My aunt messaged me on FB last night and told me how I should Treasure every moment with my children and how after she lost her she was a mess and wasn't treasuring her kids.
And that pissed me off. My kids keep me sane (unless they are driving me INsane at the moment) She then keeps in a very patronizing type way telling me to FOCUS on my LIVING CHILDREN!! Whoever came up with that **** line needs shot!!
I told her that just because I am grieving does NOT mean I'm not enjoying my children and that I'm not treasuring them!!
My dad used to tell me that all the time too. I finally kind of lit into him over it and he stopped saying it outright. I know you enjoy your girls every bit as much as I love Erin and Patrick. But you also love Calypso and don't get to be a mother to her in that way, so you do it in DIFFERENT ways. Some people just don't get that. They don't get that the reason we're so VOCAL about the babies we don't have in our arms is because they can SEE the ones we do have. I don't have to remind people I'm Erin and Patrick's mom. But I'm every bit as much Cora's mom too and they forget that.
Well part of the reason I don't really share too much about Freja and Raeden is because they are now 5 and 3 and not babies anymore. Freja told me she didn't like me talking about her school and stuff online, so I don't out of respect for her. Raeden doesn't care about that stuff, but she's getting old enough where I'm not comfortable telling all I used to.
When they were tiny I posted about them all the time. Calypso is and always will be my baby and no one can hurt or embarrass her. Plus no one irl even talks about her anymore. No one goes to her grave so I'll talk about her as much as I need to
Ugh. I think it's just one of those things that people say all the time. Our angel children are still a part of our lives and I don't think people really grasp at how "normal" it is to have them a part of our day to day life. That doesn't mean we're ignoring the other things in our life.... love for one child does not preclude love for the others.

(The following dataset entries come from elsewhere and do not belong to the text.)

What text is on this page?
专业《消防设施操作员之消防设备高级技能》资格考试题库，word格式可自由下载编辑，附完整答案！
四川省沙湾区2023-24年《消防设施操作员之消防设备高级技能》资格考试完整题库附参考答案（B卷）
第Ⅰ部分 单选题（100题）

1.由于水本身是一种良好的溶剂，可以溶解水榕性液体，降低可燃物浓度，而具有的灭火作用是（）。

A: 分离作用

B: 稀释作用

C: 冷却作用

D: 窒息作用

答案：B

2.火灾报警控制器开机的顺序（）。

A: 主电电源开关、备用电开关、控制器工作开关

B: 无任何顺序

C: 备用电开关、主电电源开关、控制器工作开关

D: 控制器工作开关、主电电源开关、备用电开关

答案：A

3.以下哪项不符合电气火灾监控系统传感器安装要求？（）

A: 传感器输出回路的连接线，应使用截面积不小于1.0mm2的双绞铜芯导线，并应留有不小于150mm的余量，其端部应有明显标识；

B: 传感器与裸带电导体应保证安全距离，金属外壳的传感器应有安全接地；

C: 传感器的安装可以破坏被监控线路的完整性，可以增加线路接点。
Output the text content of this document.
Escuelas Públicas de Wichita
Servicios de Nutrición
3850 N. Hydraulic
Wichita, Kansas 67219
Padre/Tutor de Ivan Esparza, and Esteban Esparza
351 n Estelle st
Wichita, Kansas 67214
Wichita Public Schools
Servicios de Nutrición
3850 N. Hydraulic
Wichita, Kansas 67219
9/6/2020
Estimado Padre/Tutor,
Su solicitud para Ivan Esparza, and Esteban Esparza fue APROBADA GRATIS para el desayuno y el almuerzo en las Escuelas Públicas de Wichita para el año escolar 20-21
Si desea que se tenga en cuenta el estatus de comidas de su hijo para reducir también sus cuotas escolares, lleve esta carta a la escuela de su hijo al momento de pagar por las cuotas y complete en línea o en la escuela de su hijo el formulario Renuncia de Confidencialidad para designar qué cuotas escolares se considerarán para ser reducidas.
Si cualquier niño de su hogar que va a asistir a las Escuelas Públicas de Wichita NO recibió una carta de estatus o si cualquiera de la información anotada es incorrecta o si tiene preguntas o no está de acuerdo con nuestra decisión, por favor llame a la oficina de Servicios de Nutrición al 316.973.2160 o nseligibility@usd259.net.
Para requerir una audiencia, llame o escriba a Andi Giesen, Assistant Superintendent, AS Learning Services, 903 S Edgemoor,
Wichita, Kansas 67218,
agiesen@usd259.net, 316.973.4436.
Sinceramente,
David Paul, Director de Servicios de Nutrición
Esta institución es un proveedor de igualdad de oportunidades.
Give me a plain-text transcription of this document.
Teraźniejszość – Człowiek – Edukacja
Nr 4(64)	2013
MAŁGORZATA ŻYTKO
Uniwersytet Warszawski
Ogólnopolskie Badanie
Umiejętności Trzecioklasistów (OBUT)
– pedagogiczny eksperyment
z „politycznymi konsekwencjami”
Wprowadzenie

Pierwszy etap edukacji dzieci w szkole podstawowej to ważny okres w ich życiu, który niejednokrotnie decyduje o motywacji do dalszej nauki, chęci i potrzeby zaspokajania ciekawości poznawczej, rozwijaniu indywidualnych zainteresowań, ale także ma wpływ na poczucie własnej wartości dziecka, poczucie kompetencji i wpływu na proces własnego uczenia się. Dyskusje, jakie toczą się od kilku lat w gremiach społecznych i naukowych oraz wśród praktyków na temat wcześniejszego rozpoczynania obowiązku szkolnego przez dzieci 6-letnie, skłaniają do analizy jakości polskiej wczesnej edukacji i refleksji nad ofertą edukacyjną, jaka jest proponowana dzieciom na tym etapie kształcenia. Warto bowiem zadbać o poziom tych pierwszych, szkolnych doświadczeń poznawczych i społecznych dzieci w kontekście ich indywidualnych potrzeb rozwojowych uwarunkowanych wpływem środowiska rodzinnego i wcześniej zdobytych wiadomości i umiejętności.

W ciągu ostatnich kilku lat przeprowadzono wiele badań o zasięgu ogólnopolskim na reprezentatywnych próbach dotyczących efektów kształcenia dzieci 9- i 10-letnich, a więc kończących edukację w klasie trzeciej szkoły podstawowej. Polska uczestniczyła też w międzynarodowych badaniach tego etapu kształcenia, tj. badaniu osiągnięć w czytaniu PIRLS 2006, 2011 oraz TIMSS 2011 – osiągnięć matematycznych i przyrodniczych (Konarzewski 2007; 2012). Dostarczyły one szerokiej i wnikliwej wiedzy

as if its that easy just to focus on our living lo's in our minds our angels are just as much important then they are it just frustrates me that this is my life and i cant just forget! it may be easy for them but hell i think of jessica everyday still nearly 5 years on
When I first lost my son, my family said that all the time. And so did my husband at the time. It really only made it worse for me. I do love my DD. I do spend time with her, and cherish every moment. But I should have moments to treasure with my son too, and he was taken from me. I can't help but be down about not experiencing his first wet diapers, his first smile, learning to walk and talk, etc. ((hugs)) I agree, that person should be SHOT.